I don’t like being bothered or bossed around. I hated that anyone, for any reason, could interrupt my life, and I could interrupt my life just the sameJenna Woginrich
Thursday 11 February 2016
The phone rings: it’s my friend checking to see if I can pick her up on the way to a dinner party. I ask her where she is and as she explains, I reach as far as I can across the countertop for a pen. I scribble the address in my trusty notebook I keep in my back pocket. I tell her I’ll be at her place in about 20 minutes, give or take a few. Then I hang up. Literally.
I physically take the handset receiver away from my ear and hang it on the weight-triggered click switch that cuts off my landline’s dial tone.
I take my laptop, Google the address, add better directions to my notes and head outside to my 1989 pick-up truck (whose most recent technological feature is a cassette player) and drive over. If I get lost on the way, I’ll need to ask someone for directions. If she changes her plans, she won’t be able to tell me or cancel at a moment’s notice. If I crash on the way, I won’t be calling 911.
I’m fine with all of this. As you guessed by now, I haven’t had a cellphone for more than 18 months.
I didn’t just cancel cellular service and keep the smartphone for Wi-Fi fun, nor did I downgrade to a flip phone to “simplify”; I opted out entirely. There is no mobile phone in my life, in any form, at all.
Arguably, there should be. I’m a freelance writer and graphic designer with many reasons to have a little computer in my holster, but I don’t miss it. There are a dozen ways to contact me between email and social media. When I check in, it’s on my terms. No one can interrupt my bad singing of Hooked on a Feeling with a text message. It’s as freeing as the first night of a vacation.
“My phone” has become “the phone”. It’s no longer my personal assistant; it has reverted back to being a piece of furniture – like “the fridge” or “the couch”, two other items you also wouldn’t carry around on your butt.

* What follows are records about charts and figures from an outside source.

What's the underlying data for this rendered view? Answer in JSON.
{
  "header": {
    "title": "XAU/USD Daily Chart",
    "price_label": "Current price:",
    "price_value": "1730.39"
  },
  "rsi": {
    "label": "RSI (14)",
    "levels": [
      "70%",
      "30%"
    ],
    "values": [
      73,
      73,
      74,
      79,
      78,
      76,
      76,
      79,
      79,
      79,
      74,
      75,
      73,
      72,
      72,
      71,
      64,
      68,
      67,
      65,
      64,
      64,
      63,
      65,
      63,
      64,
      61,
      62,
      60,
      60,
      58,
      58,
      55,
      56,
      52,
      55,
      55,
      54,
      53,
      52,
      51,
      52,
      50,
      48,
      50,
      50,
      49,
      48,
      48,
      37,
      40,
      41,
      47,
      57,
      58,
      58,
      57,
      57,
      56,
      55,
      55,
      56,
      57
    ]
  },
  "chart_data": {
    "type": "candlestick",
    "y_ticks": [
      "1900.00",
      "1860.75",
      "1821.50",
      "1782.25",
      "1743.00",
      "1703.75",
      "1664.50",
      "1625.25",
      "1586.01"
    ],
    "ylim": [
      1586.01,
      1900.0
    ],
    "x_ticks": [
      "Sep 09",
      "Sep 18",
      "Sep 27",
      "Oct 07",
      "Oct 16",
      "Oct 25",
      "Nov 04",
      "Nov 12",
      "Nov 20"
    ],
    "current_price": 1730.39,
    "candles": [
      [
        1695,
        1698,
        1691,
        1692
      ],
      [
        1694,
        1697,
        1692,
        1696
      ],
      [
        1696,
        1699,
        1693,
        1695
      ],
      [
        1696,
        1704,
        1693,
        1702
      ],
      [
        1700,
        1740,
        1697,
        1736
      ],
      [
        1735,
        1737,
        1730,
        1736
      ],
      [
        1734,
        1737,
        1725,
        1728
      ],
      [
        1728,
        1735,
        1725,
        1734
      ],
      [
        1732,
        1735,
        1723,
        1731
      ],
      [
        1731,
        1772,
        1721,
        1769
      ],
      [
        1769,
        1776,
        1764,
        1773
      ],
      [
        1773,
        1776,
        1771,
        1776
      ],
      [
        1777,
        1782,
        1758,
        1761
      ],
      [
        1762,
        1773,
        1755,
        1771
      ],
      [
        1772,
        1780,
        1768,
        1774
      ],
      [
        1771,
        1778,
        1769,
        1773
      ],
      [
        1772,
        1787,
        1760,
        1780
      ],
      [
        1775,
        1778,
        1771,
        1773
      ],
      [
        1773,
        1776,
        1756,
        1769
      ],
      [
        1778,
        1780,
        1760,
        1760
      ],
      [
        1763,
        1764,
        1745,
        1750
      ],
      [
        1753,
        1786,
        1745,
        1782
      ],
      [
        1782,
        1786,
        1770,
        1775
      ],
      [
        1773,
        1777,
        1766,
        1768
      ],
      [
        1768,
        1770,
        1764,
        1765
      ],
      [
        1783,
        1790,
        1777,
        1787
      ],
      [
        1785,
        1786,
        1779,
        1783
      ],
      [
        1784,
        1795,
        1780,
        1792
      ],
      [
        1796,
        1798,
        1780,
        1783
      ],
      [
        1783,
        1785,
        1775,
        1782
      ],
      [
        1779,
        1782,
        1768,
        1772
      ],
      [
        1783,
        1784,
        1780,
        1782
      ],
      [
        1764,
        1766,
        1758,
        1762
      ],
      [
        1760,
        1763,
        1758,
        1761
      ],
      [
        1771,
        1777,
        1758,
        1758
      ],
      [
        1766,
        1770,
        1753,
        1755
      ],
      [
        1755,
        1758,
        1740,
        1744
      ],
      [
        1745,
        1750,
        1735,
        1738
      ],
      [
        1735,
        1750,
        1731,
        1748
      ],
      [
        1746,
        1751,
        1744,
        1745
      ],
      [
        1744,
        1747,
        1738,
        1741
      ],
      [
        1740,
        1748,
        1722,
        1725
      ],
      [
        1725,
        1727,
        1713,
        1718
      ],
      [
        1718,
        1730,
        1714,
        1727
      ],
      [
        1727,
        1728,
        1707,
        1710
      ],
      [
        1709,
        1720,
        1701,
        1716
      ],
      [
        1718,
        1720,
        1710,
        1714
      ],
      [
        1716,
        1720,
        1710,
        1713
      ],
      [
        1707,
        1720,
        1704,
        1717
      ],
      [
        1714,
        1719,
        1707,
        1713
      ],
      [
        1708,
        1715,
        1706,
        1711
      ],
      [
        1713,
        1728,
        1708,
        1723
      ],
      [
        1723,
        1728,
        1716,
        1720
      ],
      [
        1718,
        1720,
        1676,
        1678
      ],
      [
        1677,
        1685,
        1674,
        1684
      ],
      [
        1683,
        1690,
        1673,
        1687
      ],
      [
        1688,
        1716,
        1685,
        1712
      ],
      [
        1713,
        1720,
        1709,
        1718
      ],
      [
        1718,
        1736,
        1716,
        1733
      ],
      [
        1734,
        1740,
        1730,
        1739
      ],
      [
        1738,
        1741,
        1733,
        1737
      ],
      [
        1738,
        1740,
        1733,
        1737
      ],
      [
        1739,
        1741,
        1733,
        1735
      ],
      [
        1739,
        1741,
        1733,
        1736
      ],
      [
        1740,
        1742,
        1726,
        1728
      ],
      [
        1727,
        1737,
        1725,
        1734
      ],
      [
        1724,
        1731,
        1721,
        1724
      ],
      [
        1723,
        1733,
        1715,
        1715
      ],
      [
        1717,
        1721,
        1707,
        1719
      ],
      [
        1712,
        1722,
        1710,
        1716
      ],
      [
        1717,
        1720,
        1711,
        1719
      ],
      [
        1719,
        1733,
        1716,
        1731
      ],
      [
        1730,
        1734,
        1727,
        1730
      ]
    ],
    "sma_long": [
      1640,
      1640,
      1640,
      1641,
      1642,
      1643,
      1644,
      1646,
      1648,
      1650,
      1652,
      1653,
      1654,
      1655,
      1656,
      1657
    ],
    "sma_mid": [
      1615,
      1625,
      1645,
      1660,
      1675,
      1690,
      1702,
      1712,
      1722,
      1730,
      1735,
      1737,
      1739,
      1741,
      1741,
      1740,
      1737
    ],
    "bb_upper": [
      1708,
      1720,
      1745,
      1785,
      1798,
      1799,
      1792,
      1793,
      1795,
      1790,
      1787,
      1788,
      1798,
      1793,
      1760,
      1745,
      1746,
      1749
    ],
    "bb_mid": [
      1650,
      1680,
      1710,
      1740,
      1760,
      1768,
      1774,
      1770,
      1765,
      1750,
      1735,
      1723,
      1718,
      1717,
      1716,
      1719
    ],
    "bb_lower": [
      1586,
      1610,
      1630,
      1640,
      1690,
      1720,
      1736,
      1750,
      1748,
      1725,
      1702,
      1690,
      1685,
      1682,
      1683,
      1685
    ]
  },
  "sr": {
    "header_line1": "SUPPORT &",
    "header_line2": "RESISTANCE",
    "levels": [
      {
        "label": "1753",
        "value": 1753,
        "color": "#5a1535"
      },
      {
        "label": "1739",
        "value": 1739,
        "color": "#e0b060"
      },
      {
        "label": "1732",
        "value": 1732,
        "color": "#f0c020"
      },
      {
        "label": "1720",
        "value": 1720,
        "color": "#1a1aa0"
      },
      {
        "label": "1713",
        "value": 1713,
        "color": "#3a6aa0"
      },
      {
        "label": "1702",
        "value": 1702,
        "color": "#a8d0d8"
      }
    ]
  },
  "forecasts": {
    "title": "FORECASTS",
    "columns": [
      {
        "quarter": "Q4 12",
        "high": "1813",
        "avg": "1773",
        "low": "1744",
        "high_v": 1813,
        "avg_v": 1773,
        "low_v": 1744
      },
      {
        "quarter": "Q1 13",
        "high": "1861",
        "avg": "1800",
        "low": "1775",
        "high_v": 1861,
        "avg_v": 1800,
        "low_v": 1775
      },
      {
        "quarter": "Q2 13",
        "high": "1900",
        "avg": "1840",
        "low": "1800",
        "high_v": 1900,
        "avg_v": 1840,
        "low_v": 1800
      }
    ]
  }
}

I didn’t get rid of it for some hipster-inspired luddite ideal or because I couldn’t afford it. I cut myself off because my life is better without a cellphone. I’m less distracted and less accessible, two things I didn’t realize were far more important than instantly knowing how many movies Kevin Kline’s been in since 2010 at a moment’s notice. I can’t be bothered unless I choose to be. It makes a woman feel rich.